Açılış konuşmasını yapan Erhan Ozan, konuşmacının kısa biyografisini dinleyicilere sunmasının akabinde sunumunu yapması için Selahattin Eş Çakırgil'i davet etti.
Çakırgil, son 14 asrımızın bizlere yol gösterdiğini belirterek sunumuna başladı. Mekke ve Medin dönemindeki olaylar içinde Müslümanca duruşun, Raşit halifeler döneminde Müslümanca yönetimin ve akabinde uzunca bir saltanata döneminin götürülerine kısaca değinen Çakırgil, insanlık tarihinin ana ekseninin Tevhid ve Şirk mücadelesinin oluşturduğunun altını çizdi. Konuşmasını şöyle sürdürdü: " İnsanlık tarihinin ana ekseninin Tevhid ve Şirk mücadelesi oluşturmaktadır. Bizler tüm gelen Peygamberler arasında ayrım yapmayız. Bizler ilk insandan bugüne gelen ezeli ve ebedi mücadeledeki yerimizi alıyoruz."
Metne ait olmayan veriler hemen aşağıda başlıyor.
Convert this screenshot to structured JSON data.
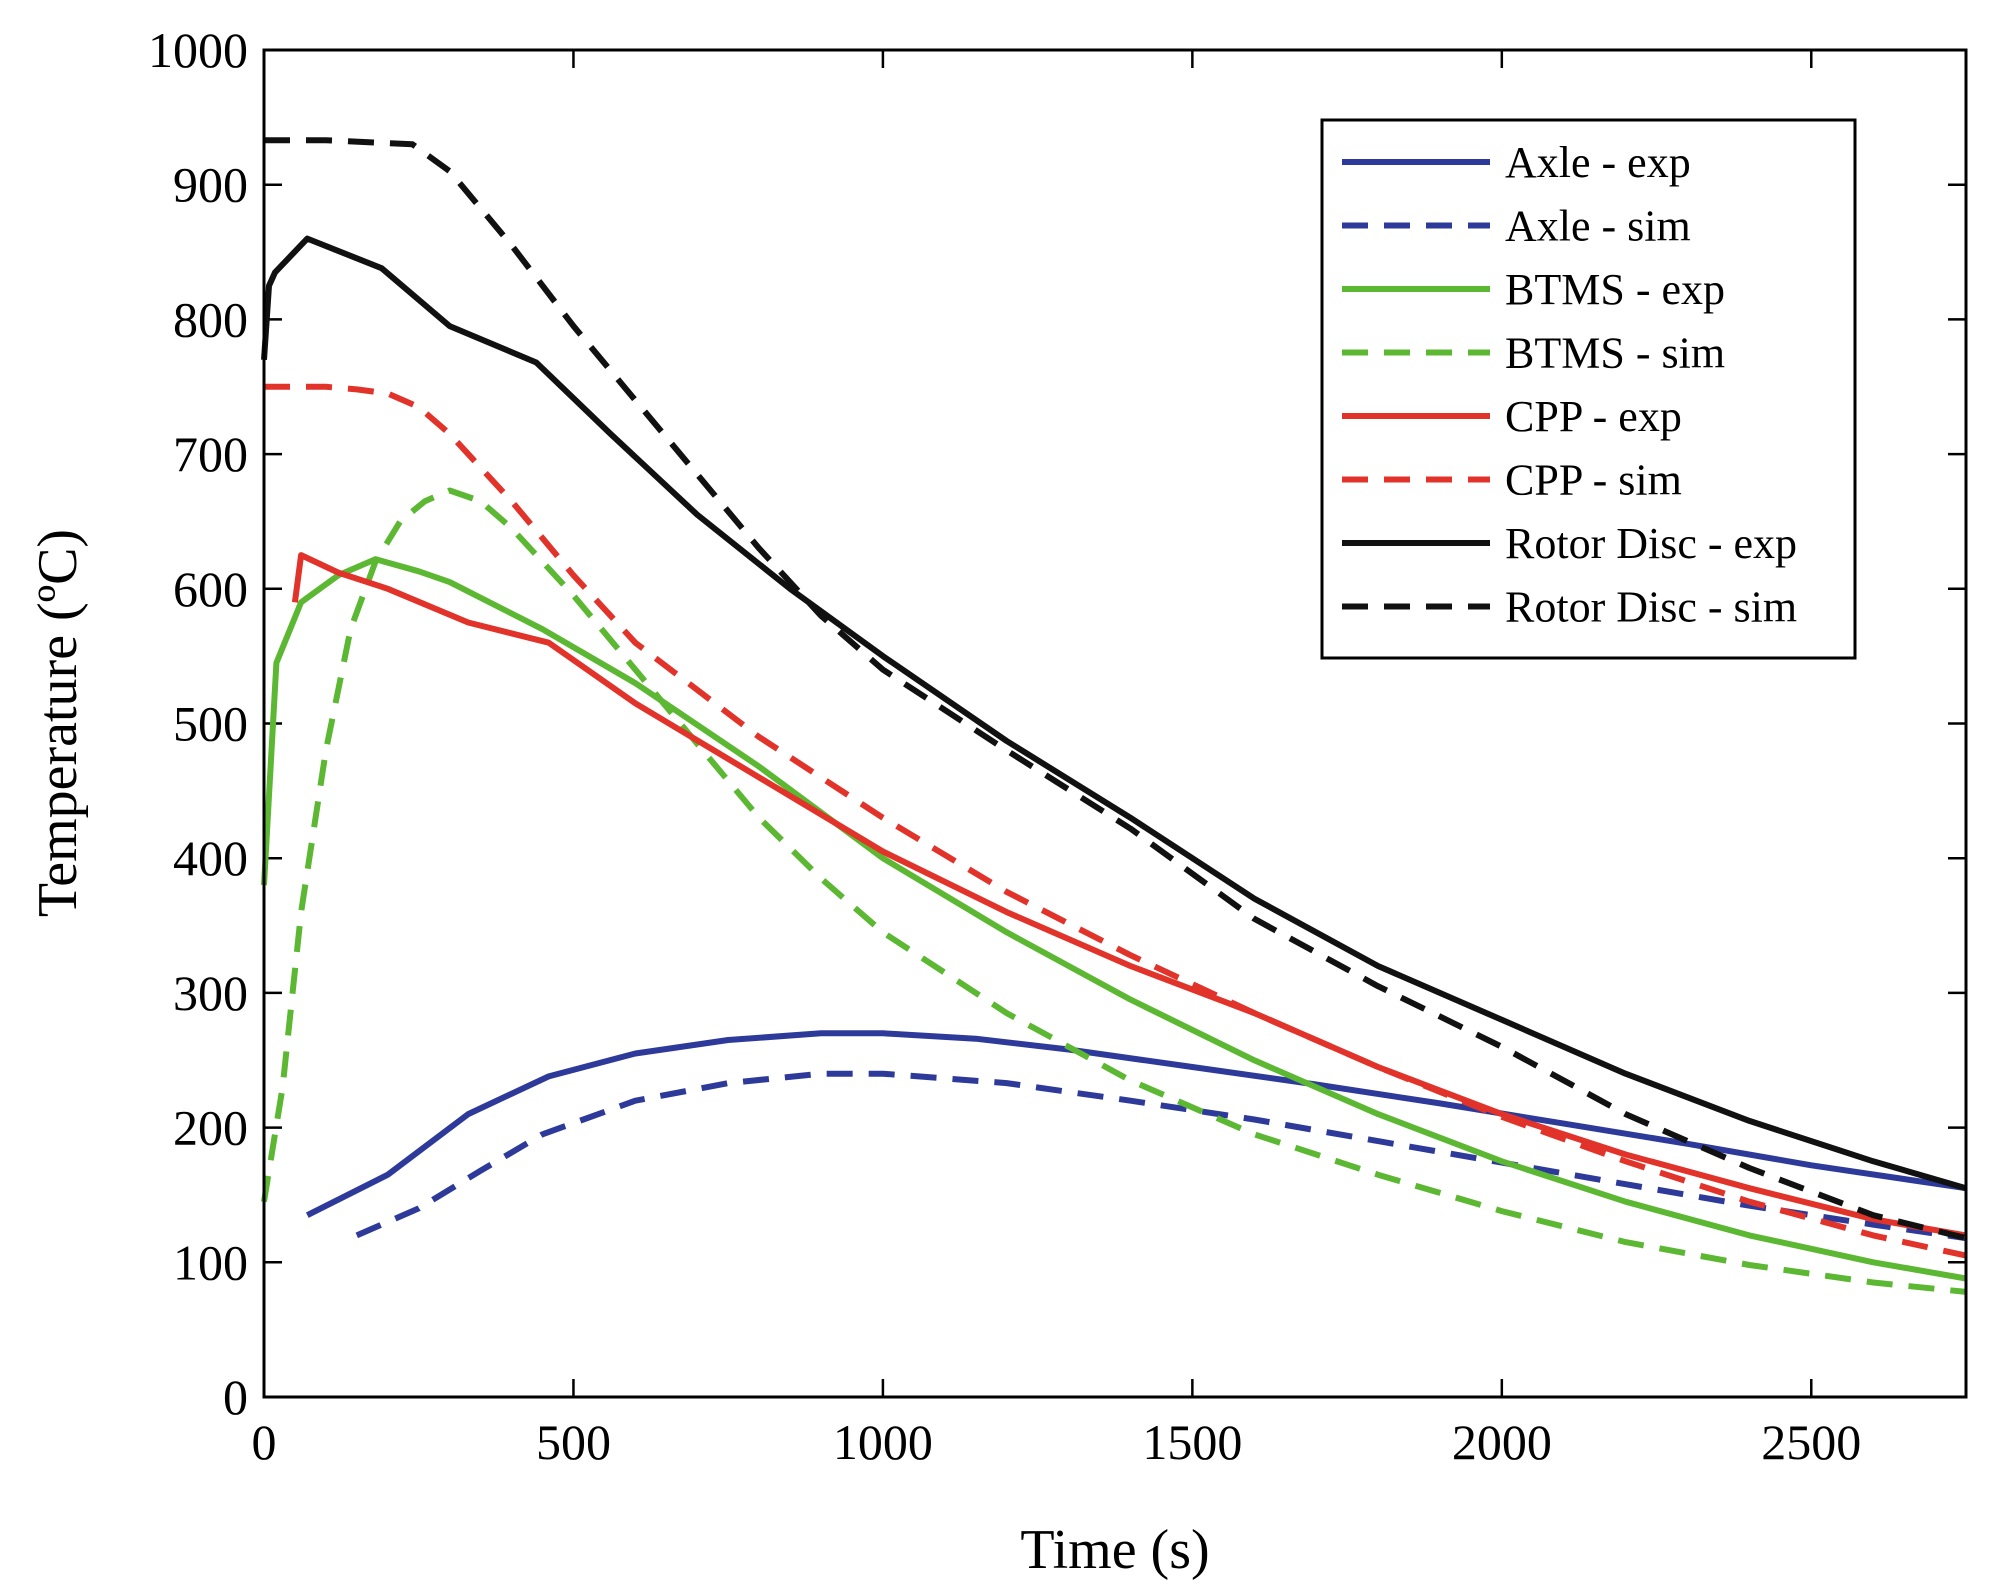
{
  "chart_data": {
    "type": "line",
    "xlabel": "Time (s)",
    "ylabel": "Temperature (ºC)",
    "xlim": [
      0,
      2750
    ],
    "ylim": [
      0,
      1000
    ],
    "xticks": [
      0,
      500,
      1000,
      1500,
      2000,
      2500
    ],
    "yticks": [
      0,
      100,
      200,
      300,
      400,
      500,
      600,
      700,
      800,
      900,
      1000
    ],
    "xtick_labels": [
      "0",
      "500",
      "1000",
      "1500",
      "2000",
      "2500"
    ],
    "ytick_labels": [
      "0",
      "100",
      "200",
      "300",
      "400",
      "500",
      "600",
      "700",
      "800",
      "900",
      "1000"
    ],
    "legend_position": "top-right",
    "series": [
      {
        "name": "Axle - exp",
        "color": "#2e3a9a",
        "dashed": false,
        "x": [
          70,
          200,
          330,
          460,
          600,
          750,
          900,
          1000,
          1150,
          1300,
          1500,
          1700,
          1900,
          2100,
          2300,
          2500,
          2750
        ],
        "y": [
          135,
          165,
          210,
          238,
          255,
          265,
          270,
          270,
          266,
          258,
          245,
          232,
          218,
          203,
          188,
          172,
          155
        ]
      },
      {
        "name": "Axle - sim",
        "color": "#2e3a9a",
        "dashed": true,
        "x": [
          150,
          250,
          350,
          450,
          600,
          750,
          900,
          1000,
          1200,
          1400,
          1600,
          1800,
          2000,
          2200,
          2400,
          2600,
          2750
        ],
        "y": [
          120,
          140,
          168,
          195,
          220,
          233,
          240,
          240,
          233,
          220,
          206,
          190,
          174,
          158,
          142,
          128,
          118
        ]
      },
      {
        "name": "BTMS - exp",
        "color": "#5cb832",
        "dashed": false,
        "x": [
          0,
          20,
          60,
          120,
          180,
          250,
          300,
          450,
          600,
          800,
          1000,
          1200,
          1400,
          1600,
          1800,
          2000,
          2200,
          2400,
          2600,
          2750
        ],
        "y": [
          380,
          545,
          590,
          610,
          622,
          613,
          605,
          570,
          530,
          468,
          400,
          345,
          295,
          250,
          210,
          175,
          145,
          120,
          100,
          88
        ]
      },
      {
        "name": "BTMS - sim",
        "color": "#5cb832",
        "dashed": true,
        "x": [
          0,
          30,
          60,
          100,
          140,
          180,
          220,
          260,
          300,
          350,
          400,
          500,
          600,
          700,
          800,
          900,
          1000,
          1200,
          1400,
          1600,
          1800,
          2000,
          2200,
          2400,
          2600,
          2750
        ],
        "y": [
          145,
          230,
          360,
          480,
          570,
          620,
          650,
          665,
          673,
          665,
          645,
          595,
          540,
          485,
          430,
          385,
          345,
          285,
          235,
          195,
          165,
          138,
          115,
          98,
          85,
          78
        ]
      },
      {
        "name": "CPP - exp",
        "color": "#e2332b",
        "dashed": false,
        "x": [
          50,
          60,
          120,
          200,
          330,
          460,
          600,
          800,
          1000,
          1200,
          1400,
          1600,
          1800,
          2000,
          2200,
          2400,
          2600,
          2750
        ],
        "y": [
          590,
          625,
          612,
          600,
          575,
          560,
          515,
          460,
          405,
          360,
          320,
          285,
          245,
          210,
          180,
          155,
          132,
          120
        ]
      },
      {
        "name": "CPP - sim",
        "color": "#e2332b",
        "dashed": true,
        "x": [
          0,
          100,
          150,
          200,
          250,
          300,
          350,
          400,
          500,
          600,
          800,
          1000,
          1200,
          1400,
          1600,
          1800,
          2000,
          2200,
          2400,
          2600,
          2750
        ],
        "y": [
          750,
          750,
          748,
          745,
          735,
          715,
          690,
          665,
          610,
          560,
          490,
          430,
          375,
          328,
          285,
          245,
          208,
          175,
          145,
          120,
          105
        ]
      },
      {
        "name": "Rotor Disc - exp",
        "color": "#111111",
        "dashed": false,
        "x": [
          0,
          8,
          18,
          70,
          190,
          300,
          440,
          560,
          700,
          850,
          1000,
          1200,
          1400,
          1600,
          1800,
          2000,
          2200,
          2400,
          2600,
          2750
        ],
        "y": [
          770,
          825,
          835,
          860,
          838,
          795,
          768,
          715,
          655,
          600,
          550,
          487,
          430,
          370,
          320,
          280,
          240,
          205,
          175,
          155
        ]
      },
      {
        "name": "Rotor Disc - sim",
        "color": "#111111",
        "dashed": true,
        "x": [
          0,
          100,
          240,
          300,
          400,
          500,
          600,
          700,
          800,
          900,
          1000,
          1200,
          1400,
          1600,
          1800,
          2000,
          2200,
          2400,
          2600,
          2750
        ],
        "y": [
          933,
          933,
          930,
          910,
          855,
          795,
          740,
          685,
          630,
          580,
          540,
          480,
          422,
          355,
          305,
          260,
          210,
          170,
          135,
          118
        ]
      }
    ]
  }
}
Konuşmasının devamında Müslümanlara yönelik bir özeleştiri getiren Çakırgil, biz Müslümanların son üç asrı iyi okumadığımıza ve bugün ki sıkıntılarımızın temel ekseninin bu olduğunu vurguladı. Sanayileşmeyle gelişen batıya karşı bizlerin yerimizde saydığını ve bir batı hayranlığının içimizde kol gezdiğini beliten Çakırgil konuşmasını şöyle devam ettirdi: " Avrupa-i terimler ile zihinlerimiz bulandı ve Avrupa bizler için iyi olan her şey için kullanılmaya başlandı."
Çakırgil konuşmasının devamında günümüz dünya siyasetine kısaca değindikten sonra Müslümanların dünya çapında gelişip güçlenmesinin önemine vurgu yaptı. Geçmiş ve günümüzü kıyaslayan Eş, bugünlerin daha ılımlı olduğunu ama bu durumun bizleri atalete sevk etmemesi gerektiğini ve sürekli ileri için çalışmamız gerektiğini belirtti.
Son olarak Çakırgil, biz Müslümanların Allah'ın buyruklarını yeryüzüne yaymakla görevli olduğumuzu ve en önemlisi bizlerin belirli bir coğrafyanın insanları olmadığımızı, bir ümmet insanları olduğumuzu vurguladı. Biz Müslümanlar olarak "La ilahe illallah" şuurunu kavrayıp her anımızda bunu yaşayıp yaşatmamız gerektiğinin altını çizerek sunumunu sonlandırdı.
Program soru-cevap faslından sonra sona erdi. Eş Çakırgil program çıkışında okuyucularının kitaplarını imzaladı.